I am tired. I have seventeen too many irons in the fire. Maybe even more. Last growing season I completely over-extended myself and my mind and body had to pay the dues. I wanted this growing season to be different. To be better. For me to be a better steward of time and sleep and gardens.
It's March now. March. Last year this time I was filled with expectancy. Expecting great things. Expecting a great year. I was filled with a joyful fervor that all who knew me could sense. I was excited about planting, about springtime, about the markets, and about whatever wonderful things a Georgia summer might bring. Magical things happen when the world is green and the weather warm.
This year I am not feeling that way. There is far less excitement. Even less expectancy. I feel like I am no farther that I was last season. I feel like I have no direction.
I feel like a tent in a wind storm that has not a single corner tied down.
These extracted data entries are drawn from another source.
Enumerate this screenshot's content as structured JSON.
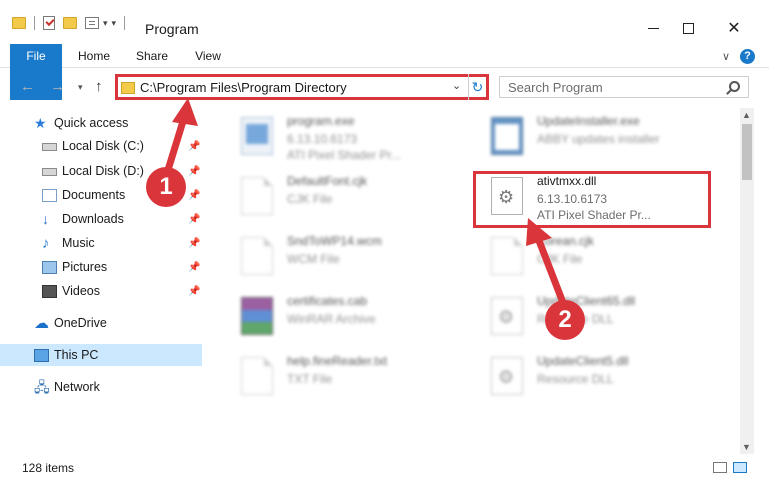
{
  "window": {
    "title": "Program",
    "minimize_icon": "minimize-icon",
    "maximize_icon": "maximize-icon",
    "close_label": "✕"
  },
  "ribbon": {
    "tabs": [
      {
        "label": "File"
      },
      {
        "label": "Home"
      },
      {
        "label": "Share"
      },
      {
        "label": "View"
      }
    ],
    "collapse_label": "∨",
    "help_label": "?"
  },
  "address": {
    "path": "C:\\Program Files\\Program Directory",
    "search_placeholder": "Search Program"
  },
  "nav": {
    "quick_access": "Quick access",
    "items": [
      {
        "label": "Local Disk (C:)"
      },
      {
        "label": "Local Disk (D:)"
      },
      {
        "label": "Documents"
      },
      {
        "label": "Downloads"
      },
      {
        "label": "Music"
      },
      {
        "label": "Pictures"
      },
      {
        "label": "Videos"
      }
    ],
    "onedrive": "OneDrive",
    "this_pc": "This PC",
    "network": "Network"
  },
  "files": [
    {
      "name": "program.exe",
      "line2": "6.13.10.6173",
      "line3": "ATI Pixel Shader Pr...",
      "icon": "exe-icon"
    },
    {
      "name": "UpdateInstaller.exe",
      "line2": "ABBY updates installer",
      "line3": "",
      "icon": "installer-icon"
    },
    {
      "name": "DefaultFont.cjk",
      "line2": "CJK File",
      "line3": "",
      "icon": "file-icon"
    },
    {
      "name": "ativtmxx.dll",
      "line2": "6.13.10.6173",
      "line3": "ATI Pixel Shader Pr...",
      "icon": "dll-gear-icon"
    },
    {
      "name": "SndToWP14.wcm",
      "line2": "WCM File",
      "line3": "",
      "icon": "file-icon"
    },
    {
      "name": "Korean.cjk",
      "line2": "CJK File",
      "line3": "",
      "icon": "file-icon"
    },
    {
      "name": "certificates.cab",
      "line2": "WinRAR Archive",
      "line3": "",
      "icon": "winrar-icon"
    },
    {
      "name": "UpdateClient65.dll",
      "line2": "Resource DLL",
      "line3": "",
      "icon": "dll-gear-icon"
    },
    {
      "name": "help.fineReader.txt",
      "line2": "TXT File",
      "line3": "",
      "icon": "file-icon"
    },
    {
      "name": "UpdateClient5.dll",
      "line2": "Resource DLL",
      "line3": "",
      "icon": "dll-gear-icon"
    }
  ],
  "status": {
    "item_count": "128 items"
  },
  "annotations": {
    "step1": "1",
    "step2": "2",
    "accent_color": "#d9353a"
  },
  "colors": {
    "file_tab": "#1979ca",
    "selection": "#cce8ff"
  }
}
I went out to the woods this morning. I sat and talked a moment with my True Lover. I told Him I want a future. I said God please help me and let me see. Lead me down the path you want me to take. He gently lifted my face towards the sun that was filtering through the trees. He reminded me that He holds my future. Even though I can't see it. I know He can. Even though I'm scared. He does not intend me to be. He asked if I could trust Him. I said I was scared. He wants me to trust Him. With my future. I told Him I am a fragile human being, weakened by a formerly broken heart, and undeserving of His blessing. I said I wanted to. He said He wanted me to. It was then that my mind went immediately to the cross. He died for me. He loved me that much. He has already taken care of my future. I have a future with Him. Why would I not trust my earthly future to Him? Perhaps one may think it petty to trust God with things concerning gardens, finances, education, and husband to a God that deals with things spiritual. I think not. He covers me with His feathers. He will take care of me. I am not alone. He will lift my head when I am down cast. He will kiss my cheek by showing me a butterfly when I feel alone. He will bring me flowers by allowing the sunflowers to bloom this summer. I am His daughter.
And even though everything within me aches and yearns for so much more. For love. For a future. I will remember. The same God that allows not a single sparrow to fall to the ground without His notice....HE will lead me into a blessed future. He is my Savior. He is my Love. He is my Everything. His eye is on the sparrow.....and I know He is watching me.